Let’s break this down into X parts:

  1. Standing
  2. Squatting
  3. Bottom
  4. Standing
  5. Pressing
  6. Top

When To Exhale

There are multiple schools of thought about when in the thruster you should exhale, but the best solutions allow you to produce optimal power. Consider the striking arts like boxing or martial arts. Throwing a punch is almost always associated with an exhale of some sort. 

With the concept in mind let’s apply it to the thruster (above).  You need power production primarily at points 4, 5, and 6 (squatting through pressing). When I perform my thrusters this is where I exhale most predominantly. 

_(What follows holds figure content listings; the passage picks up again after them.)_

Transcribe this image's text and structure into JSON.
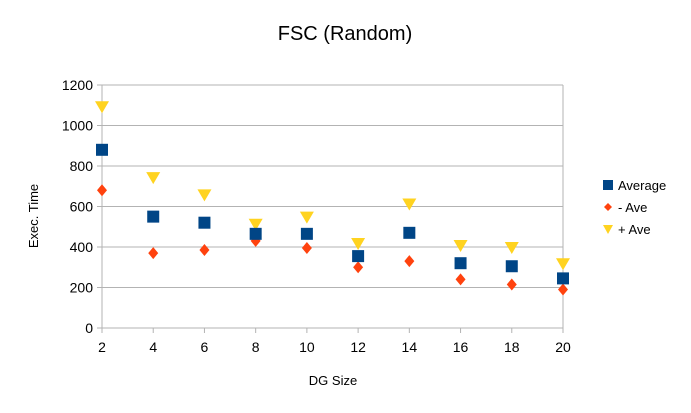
{
  "chart_data": {
    "type": "scatter",
    "title": "FSC (Random)",
    "xlabel": "DG Size",
    "ylabel": "Exec. Time",
    "x": [
      2,
      4,
      6,
      8,
      10,
      12,
      14,
      16,
      18,
      20
    ],
    "xlim": [
      2,
      20
    ],
    "ylim": [
      0,
      1200
    ],
    "x_ticks": [
      2,
      4,
      6,
      8,
      10,
      12,
      14,
      16,
      18,
      20
    ],
    "y_ticks": [
      0,
      200,
      400,
      600,
      800,
      1000,
      1200
    ],
    "grid": "horizontal",
    "legend_position": "right",
    "series": [
      {
        "name": "Average",
        "marker": "square",
        "color": "#004586",
        "values": [
          880,
          550,
          520,
          465,
          465,
          355,
          470,
          320,
          305,
          245
        ]
      },
      {
        "name": "- Ave",
        "marker": "diamond",
        "color": "#ff420e",
        "values": [
          680,
          370,
          385,
          430,
          395,
          300,
          330,
          240,
          215,
          190
        ]
      },
      {
        "name": "+ Ave",
        "marker": "triangle-down",
        "color": "#ffd320",
        "values": [
          1090,
          740,
          655,
          510,
          545,
          415,
          610,
          405,
          395,
          315
        ]
      }
    ]
  }
}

A nice side-effect of an exhale is that you tend to tighten your core, even a bit, when you do it. 

when to inhale

That only leaves us with one really good option to inhale. That is between steps 6 and back through to step 2. 

The first reason being that you’re not exhaling. 

The second is that you’re at a good posture to breathe without a collapsed torso. Go ahead and hunch over. Now try taking a nice deep breath or three. 

Not so easy, is it? 

Now replicate steps 6 through 2 in slow motion while taking a nice deep breath or three. 

See the difference? 

putting it all together

Let’s put it to practice, shall we?

Without any weight lets move through the thruster with what we learned. Let’s move at a nice easy pace, giving priority to our breath, not our movement. 

Start at position 1 with a full exhale. As you move through positions 2 take a breath. 

Hold it at position 3.

Nice, controlled exhale through positions 4, 5, and 6.

And pause at the top for a moment before taking a breath on your way back to position 1. 

Repeat nice and easy until you notice the rhythm. 

The idea is a nice smooth flow. It will take time and practice, so have grace and forgiveness with yourself as you learn. 

find your own rhythm

As with almost every rule, there are occasional exceptions. As you learn and play with your breath you might discover that you have a rhythm all your own. 

That’s ok. We all march to a beat of our own drummer. I’m just here to help you find yours.